At first, I'm not sure.  Maybe she just had a big breakfast, I think, trying to avert my eyes.  Maybe she only puts on weight in her stomach.

“So you had a rough sleep, eh?” he asks, looking down at her lovingly.

“It’s okay,” she says, rubbing her bump.  “It’s only going to get worse from here.”

"Have you thought any more about boy names?  I still really like Voltaire."

They kiss.  He checks his Blackberry.  She rubs her bump so more.  I know I am being bitter and horrid, and that they can’t have any idea who’s squished up next to them on the #80 Parc Avenue bus, but it’s too late: I’m crying.  And not little, delicate tears either: a sniffling face waterfall, which I try to hide by twisting around 180 degrees to look out the window in an extremely unnatural way. Eventually I squeeze my way to the door and get off a stop early, but no matter how hard I try or dab my eyes or breathe or blink, I can’t stop.

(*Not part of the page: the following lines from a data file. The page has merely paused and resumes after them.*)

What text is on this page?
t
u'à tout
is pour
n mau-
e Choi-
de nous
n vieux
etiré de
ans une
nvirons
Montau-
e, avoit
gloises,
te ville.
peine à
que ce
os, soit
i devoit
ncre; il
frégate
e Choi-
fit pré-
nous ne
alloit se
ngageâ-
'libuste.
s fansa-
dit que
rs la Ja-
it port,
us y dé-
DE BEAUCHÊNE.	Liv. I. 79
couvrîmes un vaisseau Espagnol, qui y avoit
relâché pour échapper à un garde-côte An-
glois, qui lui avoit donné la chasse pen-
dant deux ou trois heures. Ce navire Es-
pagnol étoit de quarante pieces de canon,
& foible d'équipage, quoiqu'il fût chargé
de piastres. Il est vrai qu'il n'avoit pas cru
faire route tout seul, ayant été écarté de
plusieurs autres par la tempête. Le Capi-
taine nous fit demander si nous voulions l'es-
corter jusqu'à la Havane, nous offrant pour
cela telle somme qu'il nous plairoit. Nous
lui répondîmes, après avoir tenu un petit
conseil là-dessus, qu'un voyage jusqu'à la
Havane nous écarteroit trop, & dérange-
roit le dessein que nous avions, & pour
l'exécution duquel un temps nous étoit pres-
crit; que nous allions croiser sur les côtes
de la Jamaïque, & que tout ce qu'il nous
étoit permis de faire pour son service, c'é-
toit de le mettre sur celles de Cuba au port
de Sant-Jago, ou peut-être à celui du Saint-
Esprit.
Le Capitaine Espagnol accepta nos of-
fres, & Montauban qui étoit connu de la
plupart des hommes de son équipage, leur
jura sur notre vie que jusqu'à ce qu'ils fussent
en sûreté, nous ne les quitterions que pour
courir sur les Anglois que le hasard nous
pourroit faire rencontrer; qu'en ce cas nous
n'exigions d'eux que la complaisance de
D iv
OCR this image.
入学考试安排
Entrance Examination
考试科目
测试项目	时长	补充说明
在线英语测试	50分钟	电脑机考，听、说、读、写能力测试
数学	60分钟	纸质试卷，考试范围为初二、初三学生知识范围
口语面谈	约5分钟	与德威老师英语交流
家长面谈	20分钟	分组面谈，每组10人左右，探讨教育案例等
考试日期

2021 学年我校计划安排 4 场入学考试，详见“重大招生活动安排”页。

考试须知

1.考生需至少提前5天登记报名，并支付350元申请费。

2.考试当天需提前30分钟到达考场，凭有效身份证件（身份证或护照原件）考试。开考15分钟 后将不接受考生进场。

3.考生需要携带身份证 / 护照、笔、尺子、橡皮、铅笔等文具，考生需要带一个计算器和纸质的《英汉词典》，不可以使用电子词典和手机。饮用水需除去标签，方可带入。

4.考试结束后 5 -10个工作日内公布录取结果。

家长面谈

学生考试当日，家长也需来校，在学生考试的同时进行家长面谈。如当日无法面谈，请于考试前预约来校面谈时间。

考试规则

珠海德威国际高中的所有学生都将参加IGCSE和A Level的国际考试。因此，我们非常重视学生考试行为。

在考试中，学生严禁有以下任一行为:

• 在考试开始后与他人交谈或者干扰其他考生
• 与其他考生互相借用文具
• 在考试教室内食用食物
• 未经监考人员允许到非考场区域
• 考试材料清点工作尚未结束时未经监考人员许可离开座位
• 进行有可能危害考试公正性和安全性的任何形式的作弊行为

I finally duck into an alley and bawl there for a few minutes, which, let me tell you, doesn’t attract attention at ALL.  Then I go to work.

I arrive to find multiple emails from Ilona and her friend, full of suggestions.  Did I hold the button down?  Did I put in a sample stick?  Do I need a ride to Costco to buy a new one?  They are either being incredibly kind or are incredibly concerned for my mental health, not that I blame them.  Ilona sends this fantastic video showing how to reset the Clearblue Easy (which I recommend you watch, no matter how many children you have or never want to have,) and that night, I go home and follow it.  Lo and behold, the machine works.

Then I sit down to have dinner, and Mama Greek calls, supposedly looking for Tony.

“He’s at work,” I tell her, suspiciously.  My mother-in-law has Tony’s "celery phone" number, and is not afraid to use it.

“Oh,” she says.  “How you doing?”


“I see story on the news,” she begins, and I mime stabbing my fork into my eyes, even though there’s no one there to see me.  “So many women, they try to adopt baby, then get pregnant.”

“Yes, you’ve told me that before,” I say, trying to sound patient, and failing.

“So try not to think about.” 

I look at the Clearblue Easy box, packaging, instructions in English and French and two boxes of sticks strewn across the kitchen table.

“I'll try.”

“Because maybe you think about, make worse.”


“You know how happy I be to be grandmother,” she adds, quickly, in case there’s some confusion. "And I know how happy you be to be mother, but don’t think about.”

“Okay,” I say. 

“Just relax.”


“Think about NOT having baby.”


She wishes me goodnight.

And I put the weird little machine on the bathroom shelf where I’ll see it tomorrow morning, and go to sleep.


  1. The things people say! I think what makes it the worst is that they're so well-intentioned so you can't even be mad (or, if you are mad, you have to feel bad about being mad). In some ways it would be easier if everyone were just a huge prick about it, you know?

  2. Totally. I've thought of so many t-shirt slogans for that exact scenario.